Closed joeyfreakman closed 3 months ago
Hi @joeyfreakman ,
Thank you for your interest and for the great question. The mapping you asked about is achieved through an offline calibration process. We project the 3D robot coordinates into 2D image coordinates, similar to a conventional camera calibration procedure. Here's a brief overview of our method:
Data Collection: First, we gather pairs of coordinates: 3D robot coordinates (X) and corresponding 2D image coordinates (x). The robot coordinates are predefined in a grid pattern, and when the robot achieves the target position, the 2D coordinates are obtained either by manually marking the end-effector's position or by using computer vision techniques. In our project, we collected data across a 7x7x3 grid within a cubic volume.

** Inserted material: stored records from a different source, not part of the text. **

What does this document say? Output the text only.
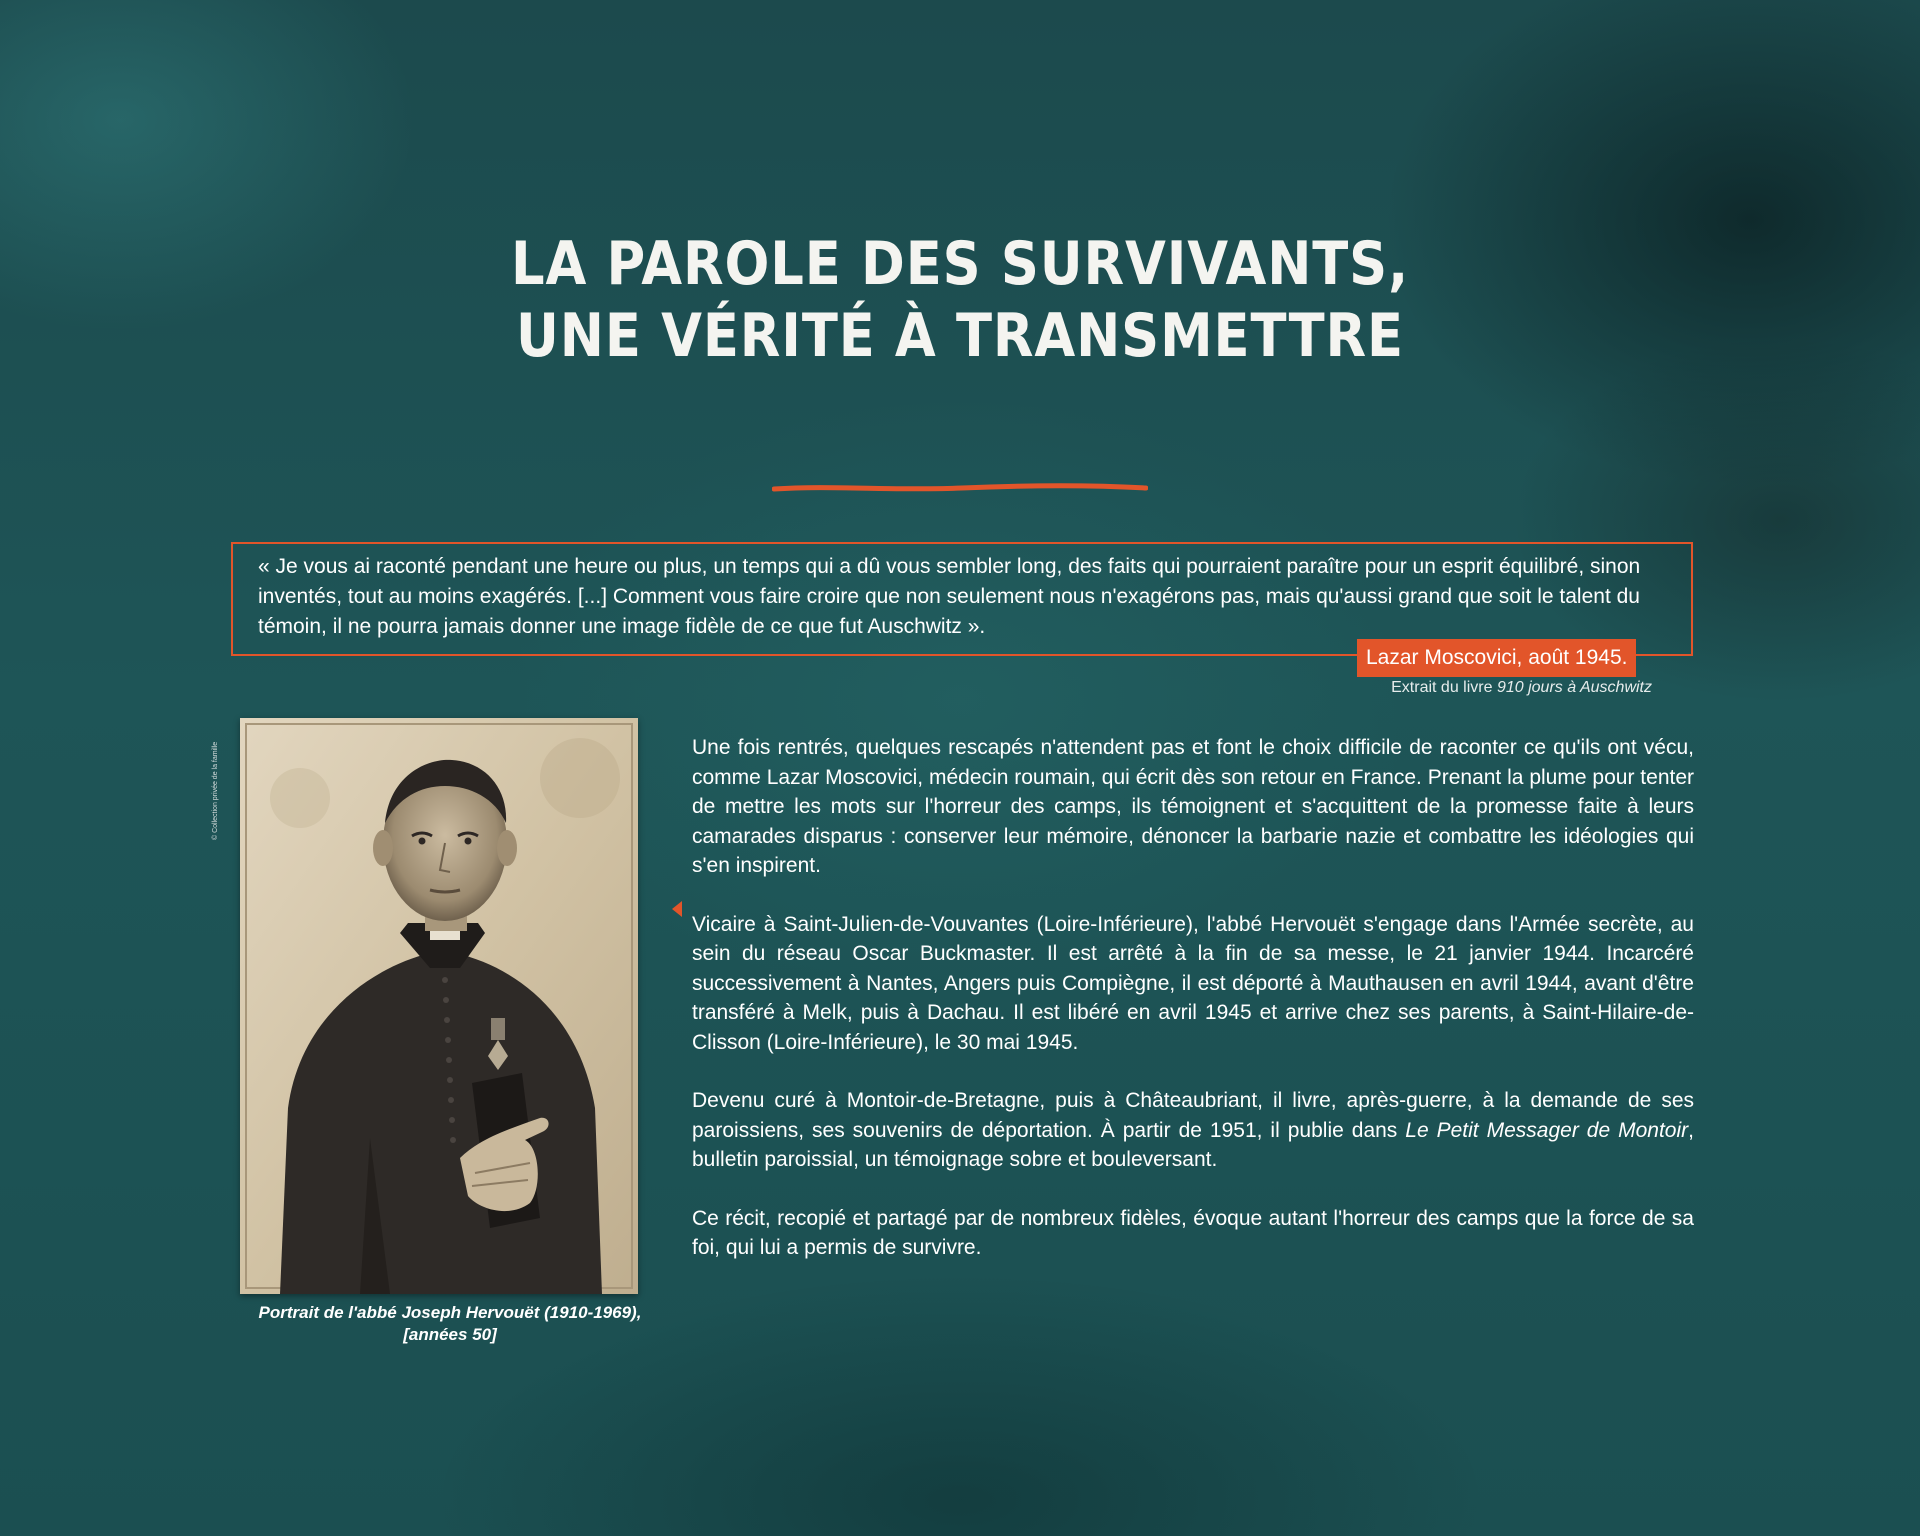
LA PAROLE DES SURVIVANTS,
UNE VÉRITÉ À TRANSMETTRE

« Je vous ai raconté pendant une heure ou plus, un temps qui a dû vous sembler long, des faits qui pourraient paraître pour un esprit équilibré, sinon inventés, tout au moins exagérés. [...] Comment vous faire croire que non seulement nous n'exagérons pas, mais qu'aussi grand que soit le talent du témoin, il ne pourra jamais donner une image fidèle de ce que fut Auschwitz ».

Lazar Moscovici, août 1945.
Extrait du livre 910 jours à Auschwitz
© Collection privée de la famille
Portrait de l'abbé Joseph Hervouët (1910-1969),
[années 50]

Une fois rentrés, quelques rescapés n'attendent pas et font le choix difficile de raconter ce qu'ils ont vécu, comme Lazar Moscovici, médecin roumain, qui écrit dès son retour en France. Prenant la plume pour tenter de mettre les mots sur l'horreur des camps, ils témoignent et s'acquittent de la promesse faite à leurs camarades disparus : conserver leur mémoire, dénoncer la barbarie nazie et combattre les idéologies qui s'en inspirent.

Vicaire à Saint-Julien-de-Vouvantes (Loire-Inférieure), l'abbé Hervouët s'engage dans l'Armée secrète, au sein du réseau Oscar Buckmaster. Il est arrêté à la fin de sa messe, le 21 janvier 1944. Incarcéré successivement à Nantes, Angers puis Compiègne, il est déporté à Mauthausen en avril 1944, avant d'être transféré à Melk, puis à Dachau. Il est libéré en avril 1945 et arrive chez ses parents, à Saint-Hilaire-de-Clisson (Loire-Inférieure), le 30 mai 1945.

Devenu curé à Montoir-de-Bretagne, puis à Châteaubriant, il livre, après-guerre, à la demande de ses paroissiens, ses souvenirs de déportation. À partir de 1951, il publie dans Le Petit Messager de Montoir, bulletin paroissial, un témoignage sobre et bouleversant.

Ce récit, recopié et partagé par de nombreux fidèles, évoque autant l'horreur des camps que la force de sa foi, qui lui a permis de survivre.
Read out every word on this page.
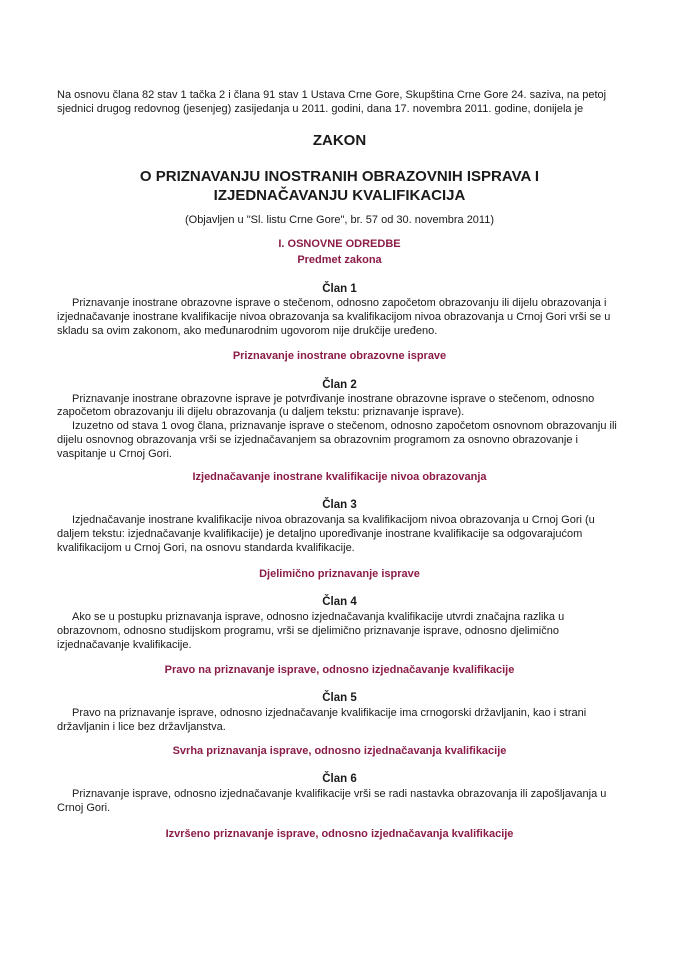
Na osnovu člana 82 stav 1 tačka 2 i člana 91 stav 1 Ustava Crne Gore, Skupština Crne Gore 24. saziva, na petoj
sjednici drugog redovnog (jesenjeg) zasijedanja u 2011. godini, dana 17. novembra 2011. godine, donijela je
ZAKON
O PRIZNAVANJU INOSTRANIH OBRAZOVNIH ISPRAVA I
IZJEDNAČAVANJU KVALIFIKACIJA
(Objavljen u "Sl. listu Crne Gore", br. 57 od 30. novembra 2011)
I. OSNOVNE ODREDBE
Predmet zakona
Član 1
Priznavanje inostrane obrazovne isprave o stečenom, odnosno započetom obrazovanju ili dijelu obrazovanja i
izjednačavanje inostrane kvalifikacije nivoa obrazovanja sa kvalifikacijom nivoa obrazovanja u Crnoj Gori vrši se u
skladu sa ovim zakonom, ako međunarodnim ugovorom nije drukčije uređeno.
Priznavanje inostrane obrazovne isprave
Član 2
Priznavanje inostrane obrazovne isprave je potvrđivanje inostrane obrazovne isprave o stečenom, odnosno
započetom obrazovanju ili dijelu obrazovanja (u daljem tekstu: priznavanje isprave).
Izuzetno od stava 1 ovog člana, priznavanje isprave o stečenom, odnosno započetom osnovnom obrazovanju ili
dijelu osnovnog obrazovanja vrši se izjednačavanjem sa obrazovnim programom za osnovno obrazovanje i
vaspitanje u Crnoj Gori.
Izjednačavanje inostrane kvalifikacije nivoa obrazovanja
Član 3
Izjednačavanje inostrane kvalifikacije nivoa obrazovanja sa kvalifikacijom nivoa obrazovanja u Crnoj Gori (u
daljem tekstu: izjednačavanje kvalifikacije) je detaljno upoređivanje inostrane kvalifikacije sa odgovarajućom
kvalifikacijom u Crnoj Gori, na osnovu standarda kvalifikacije.
Djelimično priznavanje isprave
Član 4
Ako se u postupku priznavanja isprave, odnosno izjednačavanja kvalifikacije utvrdi značajna razlika u
obrazovnom, odnosno studijskom programu, vrši se djelimično priznavanje isprave, odnosno djelimično
izjednačavanje kvalifikacije.
Pravo na priznavanje isprave, odnosno izjednačavanje kvalifikacije
Član 5
Pravo na priznavanje isprave, odnosno izjednačavanje kvalifikacije ima crnogorski državljanin, kao i strani
državljanin i lice bez državljanstva.
Svrha priznavanja isprave, odnosno izjednačavanja kvalifikacije
Član 6
Priznavanje isprave, odnosno izjednačavanje kvalifikacije vrši se radi nastavka obrazovanja ili zapošljavanja u
Crnoj Gori.
Izvršeno priznavanje isprave, odnosno izjednačavanja kvalifikacije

Calibration Process: We treat the robot's coordinates as world coordinates. Using OpenCV, we perform image calibration to compute a camera matrix P. This matrix allows us to calculate the 2D image coordinates of the end-effector as x = PX.
This calibration method enables us to accurately visualize and map the robot's actions in two-dimensional space.
Best regards, Xiang
Hi @joeyfreakman ,
I hope my previous comment answers all your questions and I'll go ahead and close this issue for now. Please feel free to reopen it if you still have questions.
Best,
Hi crossway_diffusion Team,
Thanks for your great work. I'm wondering how to visualize the action trajectory as your gif shows, cause it's quite hard to map the coordinate of the end effector onto the images.